Tendências da alimentação corporativa que estão transformando os refeitórios em 2026

Tendências da alimentação corporativa em 2026 mostram que o refeitório deixou de ser apenas um local de pausa para se tornar um ativo estratégico para RH, Facilities e liderança executiva.

Em menos de uma década, empresas que tratavam a alimentação como despesa fixa passaram a revisitar essa decisão com outro olhar.

A razão é objetiva: retenção, produtividade, saúde ocupacional, marca empregadora e metas de ESG passaram a se conectar diretamente à experiência diária dos colaboradores.

A seguir, veja o que está mudando no setor, o que as operações mais maduras já adotam e por que essa pauta entrou de forma definitiva na agenda dos decisores.

As 8 tendências da alimentação corporativa que definirão o futuro da alimentação no trabalho

As organizações mais atentas já não avaliam a alimentação apenas pela capacidade de atender à demanda diária.

Elas observam como esse serviço contribui para qualidade de vida, conformidade, cultura organizacional e metas ESG.

Compreender os rumos do mercado tornou-se indispensável para gestores que buscam alinhar suas operações ao futuro da alimentação corporativa em 2026.

Confira abaixo as 8 tendências que irão moldar esse cenário.

1. Saúde e bem-estar como ponto de partida

A alimentação corporativa deixou de focar exclusivamente na saciedade. Hoje, ela faz parte das estratégias de promoção da saúde e qualidade de vida dentro das empresas.

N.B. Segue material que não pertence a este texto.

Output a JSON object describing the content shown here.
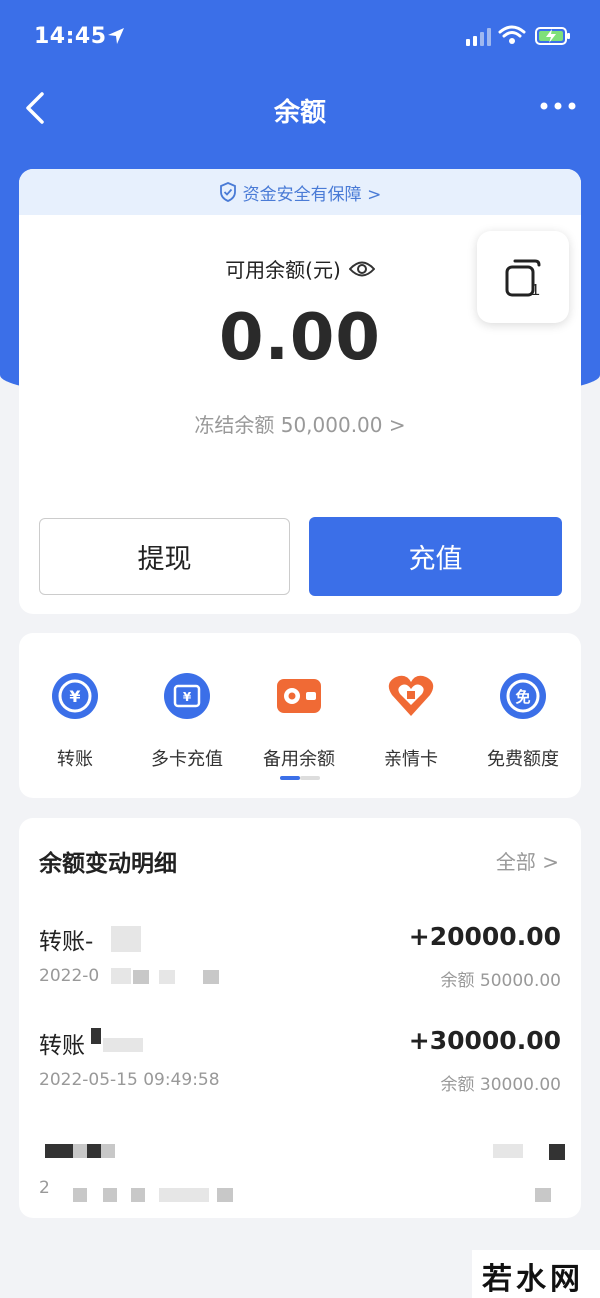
{
  "status_bar": {
    "time": "14:45"
  },
  "nav": {
    "title": "余额"
  },
  "balance_card": {
    "safety_banner": "资金安全有保障 >",
    "available_label": "可用余额(元)",
    "available_amount": "0.00",
    "frozen_text": "冻结余额 50,000.00 >",
    "withdraw_label": "提现",
    "recharge_label": "充值"
  },
  "services": [
    {
      "label": "转账",
      "icon": "transfer-icon"
    },
    {
      "label": "多卡充值",
      "icon": "wallet-card-icon"
    },
    {
      "label": "备用余额",
      "icon": "reserve-wallet-icon"
    },
    {
      "label": "亲情卡",
      "icon": "family-card-icon"
    },
    {
      "label": "免费额度",
      "icon": "free-quota-icon"
    }
  ],
  "details": {
    "title": "余额变动明细",
    "all_label": "全部 >",
    "rows": [
      {
        "name": "转账-",
        "amount": "+20000.00",
        "date": "2022-0",
        "balance": "余额 50000.00"
      },
      {
        "name": "转账",
        "amount": "+30000.00",
        "date": "2022-05-15 09:49:58",
        "balance": "余额 30000.00"
      },
      {
        "name": "",
        "amount": "",
        "date": "2",
        "balance": ""
      }
    ]
  },
  "watermark": {
    "text": "若水网"
  },
  "colors": {
    "primary": "#3b6fe8",
    "orange": "#f06a35",
    "banner_bg": "#e7f0fd"
  }
}
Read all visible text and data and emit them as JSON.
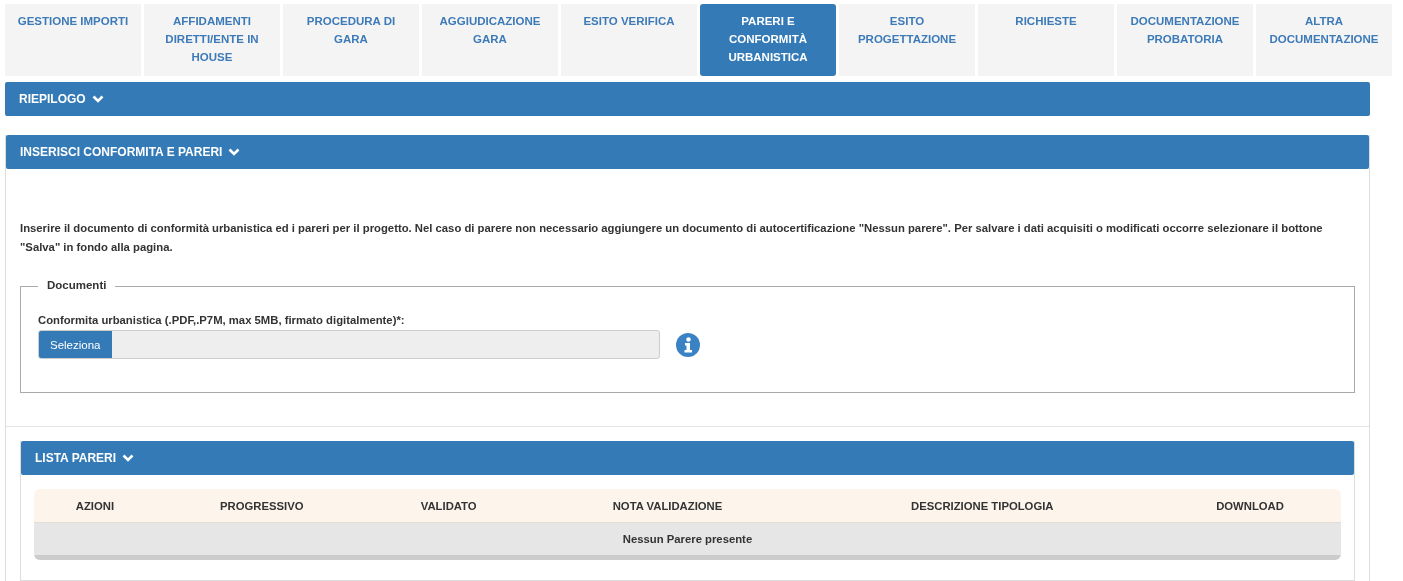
{
  "tabs": [
    {
      "label": "GESTIONE IMPORTI",
      "selected": false
    },
    {
      "label": "AFFIDAMENTI DIRETTI/ENTE IN HOUSE",
      "selected": false
    },
    {
      "label": "PROCEDURA DI GARA",
      "selected": false
    },
    {
      "label": "AGGIUDICAZIONE GARA",
      "selected": false
    },
    {
      "label": "ESITO VERIFICA",
      "selected": false
    },
    {
      "label": "PARERI E CONFORMITÀ URBANISTICA",
      "selected": true
    },
    {
      "label": "ESITO PROGETTAZIONE",
      "selected": false
    },
    {
      "label": "RICHIESTE",
      "selected": false
    },
    {
      "label": "DOCUMENTAZIONE PROBATORIA",
      "selected": false
    },
    {
      "label": "ALTRA DOCUMENTAZIONE",
      "selected": false
    }
  ],
  "summary_panel": {
    "title": "RIEPILOGO"
  },
  "insert_panel": {
    "title": "INSERISCI CONFORMITA E PARERI",
    "instructions": "Inserire il documento di conformità urbanistica ed i pareri per il progetto. Nel caso di parere non necessario aggiungere un documento di autocertificazione \"Nessun parere\". Per salvare i dati acquisiti o modificati occorre selezionare il bottone \"Salva\" in fondo alla pagina.",
    "fieldset": {
      "legend": "Documenti",
      "field_label": "Conformita urbanistica (.PDF,.P7M, max 5MB, firmato digitalmente)*:",
      "button": "Seleziona"
    }
  },
  "opinions_panel": {
    "title": "LISTA PARERI",
    "table": {
      "columns": [
        "AZIONI",
        "PROGRESSIVO",
        "VALIDATO",
        "NOTA VALIDAZIONE",
        "DESCRIZIONE TIPOLOGIA",
        "DOWNLOAD"
      ],
      "empty_message": "Nessun Parere presente"
    }
  }
}
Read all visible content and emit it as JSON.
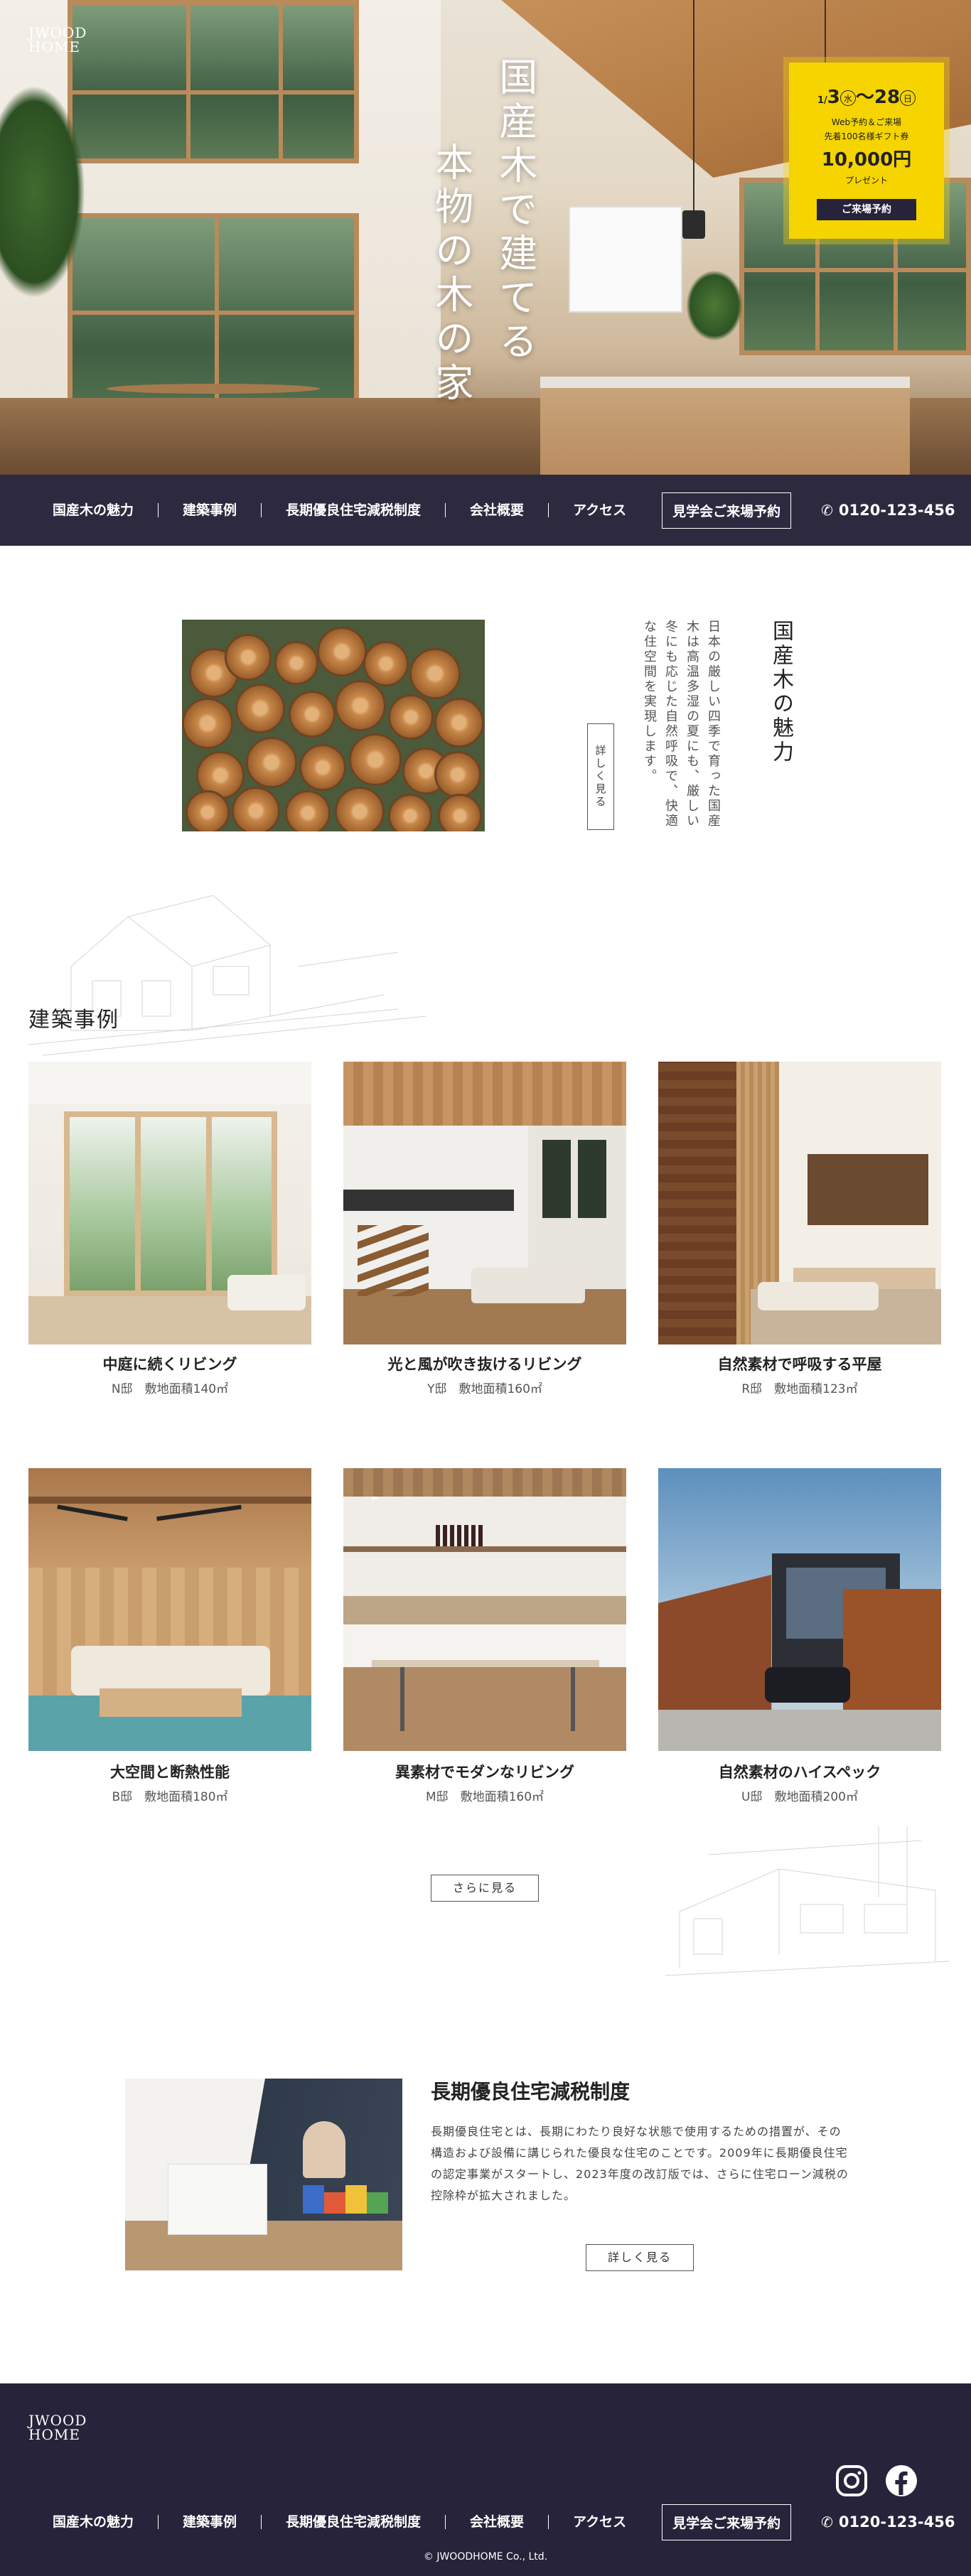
{
  "hero": {
    "logo": [
      "JWOOD",
      "HOME"
    ],
    "title_col1": "国産木で建てる",
    "title_col2": "本物の木の家"
  },
  "promo": {
    "date_start_month": "1",
    "date_start_day": "3",
    "date_start_weekday": "水",
    "date_end_day": "28",
    "date_end_weekday": "日",
    "line1": "Web予約＆ご来場",
    "line2": "先着100名様ギフト券",
    "amount": "10,000円",
    "line3": "プレゼント",
    "button": "ご来場予約",
    "color": "#f5d400"
  },
  "nav": {
    "items": [
      "国産木の魅力",
      "建築事例",
      "長期優良住宅減税制度",
      "会社概要",
      "アクセス"
    ],
    "visit_button": "見学会ご来場予約",
    "phone": "0120-123-456",
    "bg_color": "#26233a"
  },
  "charm": {
    "title": "国産木の魅力",
    "text": "日本の厳しい四季で育った国産木は高温多湿の夏にも、厳しい冬にも応じた自然呼吸で、快適な住空間を実現します。",
    "button": "詳しく見る"
  },
  "cases": {
    "title": "建築事例",
    "items": [
      {
        "title": "中庭に続くリビング",
        "owner": "N邸",
        "area": "敷地面積140㎡"
      },
      {
        "title": "光と風が吹き抜けるリビング",
        "owner": "Y邸",
        "area": "敷地面積160㎡"
      },
      {
        "title": "自然素材で呼吸する平屋",
        "owner": "R邸",
        "area": "敷地面積123㎡"
      },
      {
        "title": "大空間と断熱性能",
        "owner": "B邸",
        "area": "敷地面積180㎡"
      },
      {
        "title": "異素材でモダンなリビング",
        "owner": "M邸",
        "area": "敷地面積160㎡"
      },
      {
        "title": "自然素材のハイスペック",
        "owner": "U邸",
        "area": "敷地面積200㎡"
      }
    ],
    "more_button": "さらに見る"
  },
  "tax": {
    "title": "長期優良住宅減税制度",
    "text": "長期優良住宅とは、長期にわたり良好な状態で使用するための措置が、その構造および設備に講じられた優良な住宅のことです。2009年に長期優良住宅の認定事業がスタートし、2023年度の改訂版では、さらに住宅ローン減税の控除枠が拡大されました。",
    "button": "詳しく見る"
  },
  "footer": {
    "logo": [
      "JWOOD",
      "HOME"
    ],
    "copyright": "© JWOODHOME Co., Ltd.",
    "social": [
      "instagram-icon",
      "facebook-icon"
    ]
  }
}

Esse movimento está alinhado às recomendações da Organização Mundial da Saúde (OMS) e do Ministério da Saúde, que, por meio do Guia Alimentar para a População Brasileira, incentiva o consumo de alimentos in natura e minimamente processados.

Nas operações mais avançadas, os cardápios priorizam ingredientes frescos, maior variedade de vegetais, redução de ultraprocessados e equilíbrio nutricional. 

O objetivo não é apenas alimentar, mas contribuir para disposição, concentração e desempenho ao longo da jornada.

A principal mudança está no critério utilizado para planejar as refeições. A pergunta deixou de ser “o que servir?” e passou a ser “qual impacto essa alimentação gera para as pessoas?”.

2. Personalização nutricional: além das restrições alimentares

Uma das principais tendências da alimentação corporativa é a personalização. Antes, o foco principal estava em intolerâncias, alergias e restrições clínicas.

Esses pontos continuam essenciais, mas já não são suficientes para atender a uma força de trabalho mais diversa, distribuída em diferentes turnos, funções e perfis de consumo.

O cardápio agora considera fatores como faixa etária, rotina física, tipo de atividade, preferências culturais, hábitos regionais e modelos de trabalho.

Um colaborador de linha produtiva, por exemplo, pode ter necessidades diferentes de alguém em função administrativa.

Além disso, a inclusão de opções plant-based tem crescido acompanhando mudanças de comportamento observadas em diferentes segmentos do mercado.

Na GRSA, o desenvolvimento de cardápios já incorpora análise nutricional por perfil de colaborador e opções plant-based como padrão de operação, não como item adicional. A diversidade alimentar é considerada um critério de qualidade.

3. Tecnologia aplicada à gestão e à experiência

A tecnologia deixou de ser promessa para os refeitórios corporativos. Em 2026, cardápios digitais, etiquetas eletrônicas, softwares de planejamento nutricional, previsão de demanda e indicadores de consumo já apoiam operações mais estruturadas.

Essas ferramentas permitem ajustar a produção, reduzir perdas evitáveis e ampliar a precisão da gestão.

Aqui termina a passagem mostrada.